If you are managing growing teams you probably experienced it yourself. So much to do and so little time. One of your primary responsibilities as a leader is to coach, mentor and develop your team. You want to make sure that everyone knows what they should do and they are constantly expanding their abilities and growing in the job and to the next one. This is very important not only for their personal benefit but also for your ability to scale the organization.
But where do you spend the most of your time when it is clear to you that you cannot give every single individual eight hours a day of attention? Do you focus on the underperformers to help them perform? Do you focus on the average guy to make him a star? Or do you focus on the overachievers who already excel at what they are doing? This is extremely complex issue that may even be a bit controversial.
What happens when you focus on Underperformers?
For argument’s sake let’s assume the 20-70-10 rule. You have 20% of overachievers, 70% of the average guys and 10% of underperformers. If you say you want to spend 80% of your time with the 10% of underperformers to make them into average guys it sounds like a safe bet. You will deal with their issues, they will perform better than in the past you helped your organization. The rest of the team will do a decent job, couple of overachievers will even drag the rest of the team slowly forward. This may not be completely bad strategy when you are in industry where it is impossible to replace the low performers and you don’t need the team to grow and reach more than it is reaching today.
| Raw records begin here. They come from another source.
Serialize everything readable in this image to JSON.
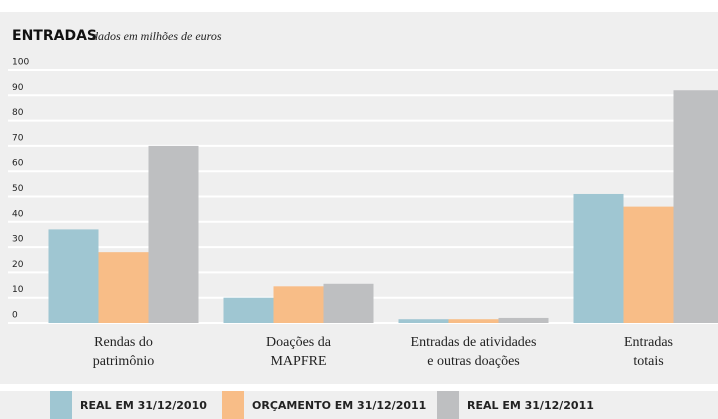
{
  "chart_data": {
    "type": "bar",
    "title": "ENTRADAS",
    "subtitle": "dados em milhões de euros",
    "categories": [
      [
        "Rendas do",
        "patrimônio"
      ],
      [
        "Doações da",
        "MAPFRE"
      ],
      [
        "Entradas de atividades",
        "e outras doações"
      ],
      [
        "Entradas",
        "totais"
      ]
    ],
    "series": [
      {
        "name": "REAL EM 31/12/2010",
        "color": "#9fc6d2",
        "values": [
          37,
          10,
          1.5,
          51
        ]
      },
      {
        "name": "ORÇAMENTO EM 31/12/2011",
        "color": "#f8bd87",
        "values": [
          28,
          14.5,
          1.5,
          46
        ]
      },
      {
        "name": "REAL EM 31/12/2011",
        "color": "#bebfc1",
        "values": [
          70,
          15.5,
          2,
          92
        ]
      }
    ],
    "ylim": [
      0,
      100
    ],
    "yticks": [
      0,
      10,
      20,
      30,
      40,
      50,
      60,
      70,
      80,
      90,
      100
    ],
    "grid": true,
    "legend": "bottom"
  }
}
What happens when you focus on Mediocre ones (the average guy)?
The average guys are most of your organization so let’s focus 80% of your energy and time on them. You can help them to be better and better at their jobs and eventually event get to the next level and catch up with the best in your team. Sounds like a good approach to equalize the team. This way you also offset the bad work done by the underperformers so in average the team does a good job. The average guys are happy as they are getting opportunities, the underperformers are struggling, some may even leave, but since you don’t focus on them too much they will probably stay. Only the overachievers will at some point say enough and leave since they are not getting the opportunities to learn and grow and at the end of the day the best wants to work again with the best.
What happens when you focus on Overachievers?
You are spending 80% of your time with people who are already very good at what they do. They are talented, motivated, dedicated to the success of the organization so it may sound a bit counter-intuitive. However, your effort is not to make them better at what they do already well, but rather to use their potential and accelerate their move to the next level. This may be a more senior technical role or a leadership role. What is the big benefit of focusing on these guys? You just build yourself a team of people who can help you grow the rest of the organization, deal with the underperformers and scale the team much faster than you could do alone. Then it is not completely only your job to help the average guy or deal with the underperformer. You have whole army of overachievers who were given the training, the attention and the means to excel and help you in a truly meaningful way. The nice side effect is that the top talent will most likely stick around as they will feel properly challenged and valued.
So what are you going to do?
It always depends on your circumstances but I would argue that to quickly build a scalable and fast growing organization you need to spend disproportionate amount of time with the overachievers and the top talent. You need to give them the support and means to quickly grow to the next job level and help you build the rest of the organization. Of course, you need to spend some amount of time with mediocre ones and the underperformers to give them a fair chance and support to improve, but you also need to realize when enough is enough and that they would be happier elsewhere.
Where do you focus your coaching and mentoring effort? What type of people do you prioritize? Or are you democratically distributing your time equally across the whole team?